History
- Name: SS Liberty
- Operator: 1890–1905: Co-operative Wholesale Society Limited; 1905–1922: Lancashire and Yorkshire Railway; 1922–1923: London and North Western Railway; 1923–1931: London, Midland and Scottish Railway;
- Port of registry: United Kingdom
- Builder: Earle's Shipbuilding, Hull
- Launched: 13 January 1890
- Fate: Scrapped December 1931

General characteristics
- Tonnage: 895 gross register tons (GRT)
- Length: 225 feet (69 m)
- Beam: 33 feet (10 m)
- Depth: 13.9 feet (4.2 m)

= SS Liberty (1890) =

SS Liberty was a freight vessel built for the Co-operative Wholesale Society Limited in 1888.

==History==

She was built by Earle's Shipbuilding for the Co-operative Wholesale Society and launched on 13 January 1890 by Mrs. Taylor of Manchester.

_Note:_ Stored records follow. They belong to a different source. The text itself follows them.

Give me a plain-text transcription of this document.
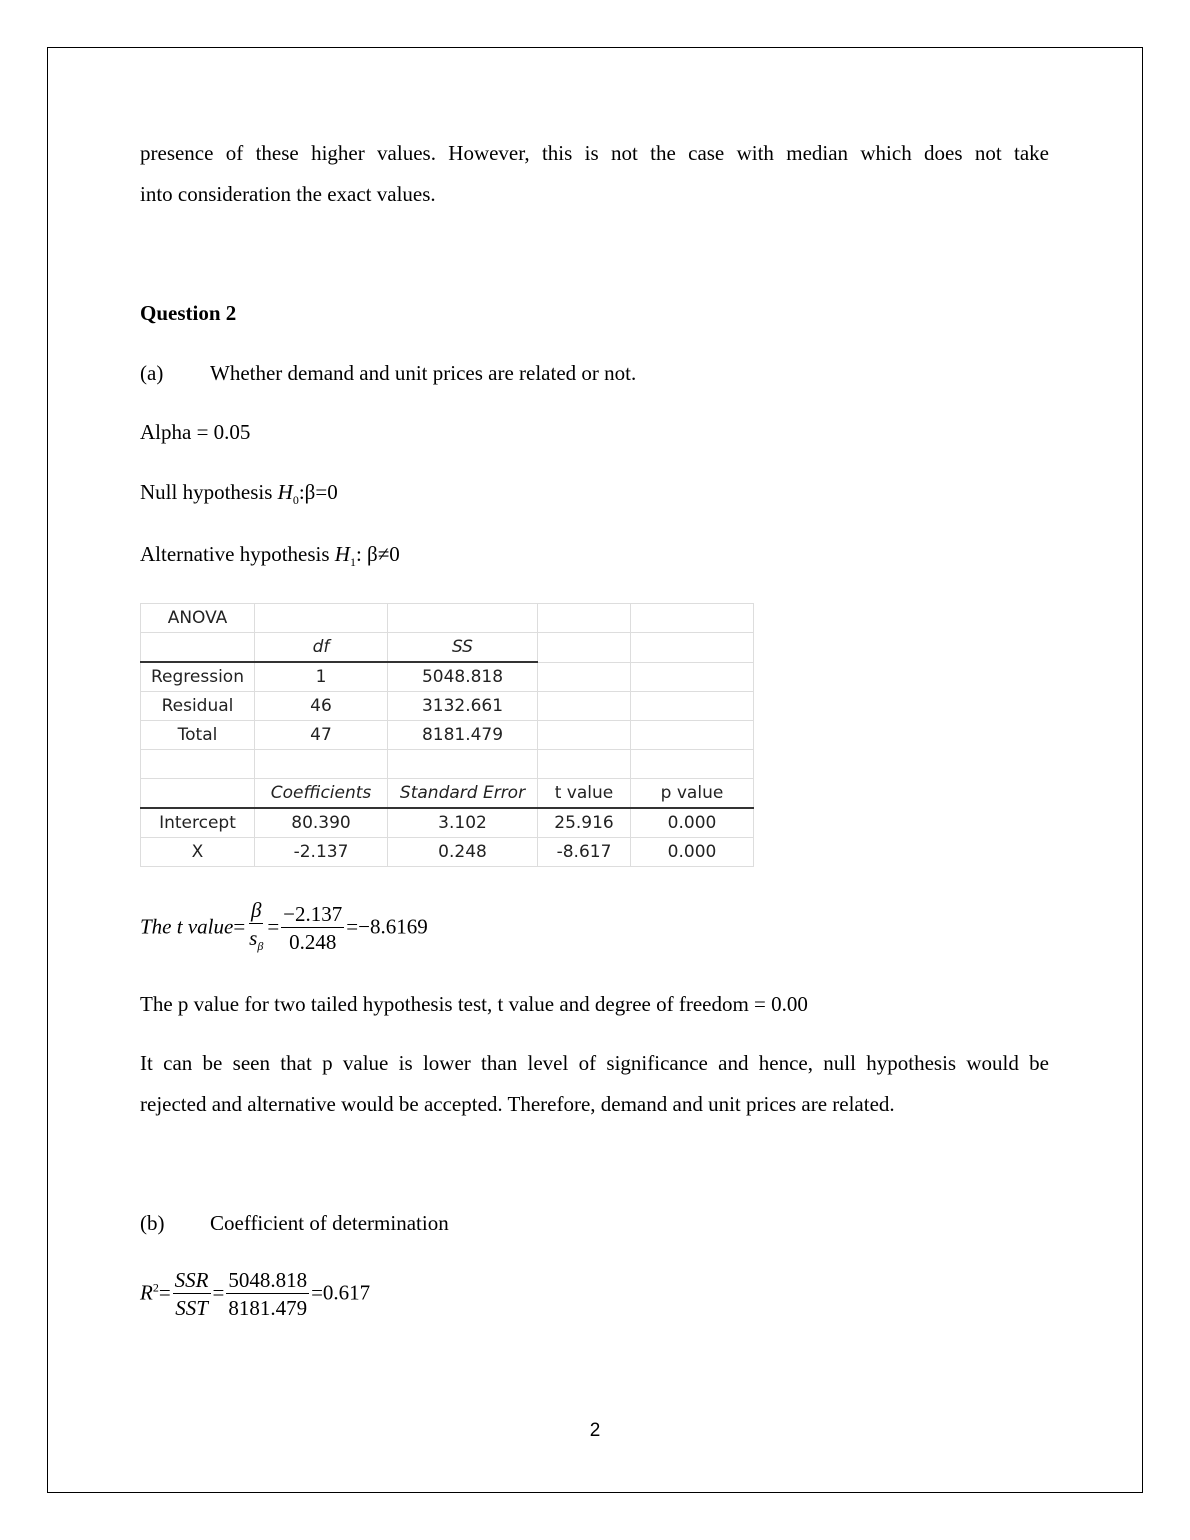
presence of these higher values. However, this is not the case with median which does not take
into consideration the exact values.
Question 2
(a) Whether demand and unit prices are related or not.
Alpha = 0.05
Null hypothesis $H_0:\beta=0$
Alternative hypothesis $H_1$: β≠0
ANOVA				
	df	SS		
Regression	1	5048.818		
Residual	46	3132.661		
Total	47	8181.479		

	Coefficients	Standard Error	t value	p value
Intercept	80.390	3.102	25.916	0.000
X	-2.137	0.248	-8.617	0.000
The t value= $\frac{\beta}{s_\beta} = \frac{-2.137}{0.248} =-8.6169$
The p value for two tailed hypothesis test, t value and degree of freedom = 0.00
It can be seen that p value is lower than level of significance and hence, null hypothesis would be
rejected and alternative would be accepted. Therefore, demand and unit prices are related.
(b) Coefficient of determination
$R^2= \frac{\text{SSR}}{\text{SST}} = \frac{5048.818}{8181.479} =0.617$
2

In December 1891 she went ashore in Cuxhaven, but was floated free and continued to Hamburg. On Wednesday 14 February 1894, she rescued the Wilson liner SS Plato which had sprung a leak in a hurricane and was in danger of sinking. She towed the vessel into Hull. On 29 November 1901 she collided off Brough Haven with the sloop Friend which was carrying a cargo of barley. The sloop sank, but the crew were saved.

She was obtained in 1905 by the Lancashire and Yorkshire Railway

In 1922 she was taken over by the London and North Western Railway, and in 1923 the London, Midland and Scottish Railway. She was eventually scrapped in December 1931 at Sunderland.